Préposés aux bénéficiaires : les négociations progressent

La FTQ a présenté une nouvelle offre à Québec pour renouveler les conventions collectives des secteurs public et parapublic. La centrale propose que le salaire des préposés aux bénéficiaires augmente de 12 % pour atteindre 25 $ au sommet de l’échelle, comme le souhaite le gouvernement. « C’est un pas dans la bonne direction », a réagi François Legault, qui veut donner des hausses plus importantes aux préposés qu’aux autres employés de l’État. Cependant, il a aussitôt ajouté que « le mauvais côté de la nouvelle, c’est que [la FTQ] continue d’exiger qu’il y ait un effet de domino sur d’autres postes », qui pourraient donc se retrouver à avoir eux aussi des augmentations importantes. 

— Tommy Chouinard, La Presse

« De bonnes nouvelles » dans le bilan

Il y a de « bonnes nouvelles » dans le bilan de la COVID-19, a observé François Legault mardi. Pour la deuxième journée de suite, le nombre de nouveaux décès, 51, est modéré et « continue à être en baisse » comparativement aux semaines précédentes. Le Québec atteint « le plus bas total de nouveaux cas de COVID-19 depuis le 11 avril » : 570, pour un total de 44 197 cas. Parmi ces personnes, au moins 12 500 sont guéries. La situation est stable dans les hôpitaux, alors que 1784 personnes sont hospitalisées (+ 13), dont 183 aux soins intensifs (+ 1). 

— Tommy Chouinard, La Presse

Bientôt un calendrier de déconfinement

Québec prépare toujours un calendrier de déconfinement pour, par exemple, les salons de coiffure, les restaurants et les camps de jour. « On devrait être capables d’annoncer ça dans les prochains jours », a précisé François Legault. Il a toutefois prévenu que le déconfinement ne doit pas provoquer de relâchement dans le respect des consignes sanitaires comme la distanciation physique de deux mètres et le lavage des mains. Le port du masque est fortement recommandé. « Comme on le dirait au hockey, ce n’est pas le temps de pogner une punition niaiseuse, puis perdre le match », a-t-il lancé. « On reprend tranquillement le contrôle, mais la partie n’est pas gagnée. […] Le virus continue de rôder. » Le directeur national de santé publique, le Dr Horacio Arruda, a relevé que « les choses vont bien » depuis que le déconfinement a débuté à l’extérieur de la Communauté métropolitaine de Montréal. 
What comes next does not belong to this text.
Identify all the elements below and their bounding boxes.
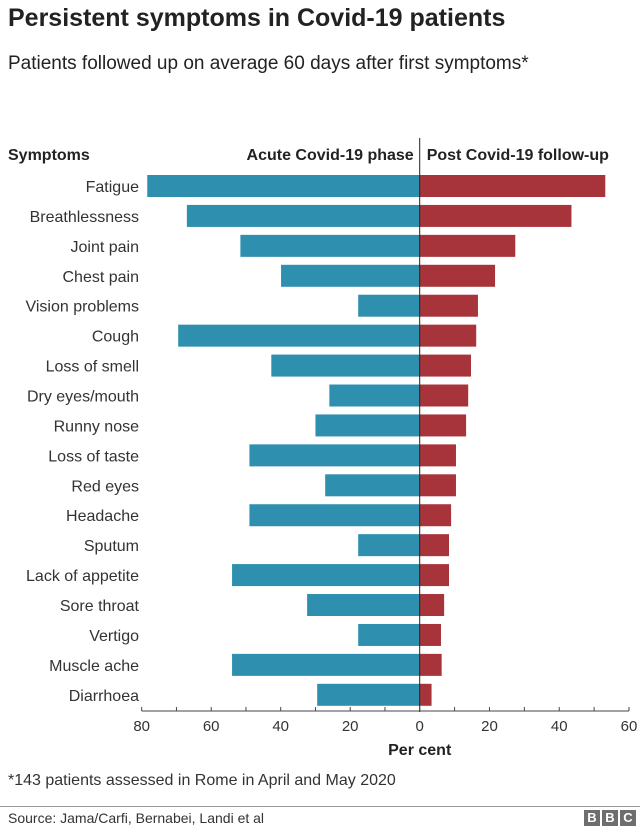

— Tommy Chouinard, La Presse

Québec serre la vis aux agences de placement

Québec serre la vis aux agences de placement privées, dont certaines ont gonflé leurs prix depuis le début de la pandémie. En vertu d’un arrêté ministériel, il fixe un montant maximal pour les services d’une infirmière (71,87 $ l’heure) ou d’un préposé aux bénéficiaires (35,45 $), par exemple. La mesure a un effet rétroactif. Toute tarification supérieure à ces montants et facturée à un établissement de santé ou une résidence pour aînés depuis la déclaration de l’état d’urgence sanitaire le 13 mars 2020 doit être « réduite conformément à ce qui y est prévu, et ce, sans pénalité ou autre réparation ou indemnité ». Le gouvernement Legault interdit aux agences de faire du maraudage dans les hôpitaux ou les résidences pour aînés, alors que certaines revendaient les services des travailleurs recrutés à fort prix. Québec adopte également une mesure pour empêcher un travailleur ayant été en contact avec une personne soupçonnée d’être infectée par le coronavirus de se retrouver dans une unité où il n’y a aucun cas de COVID-19.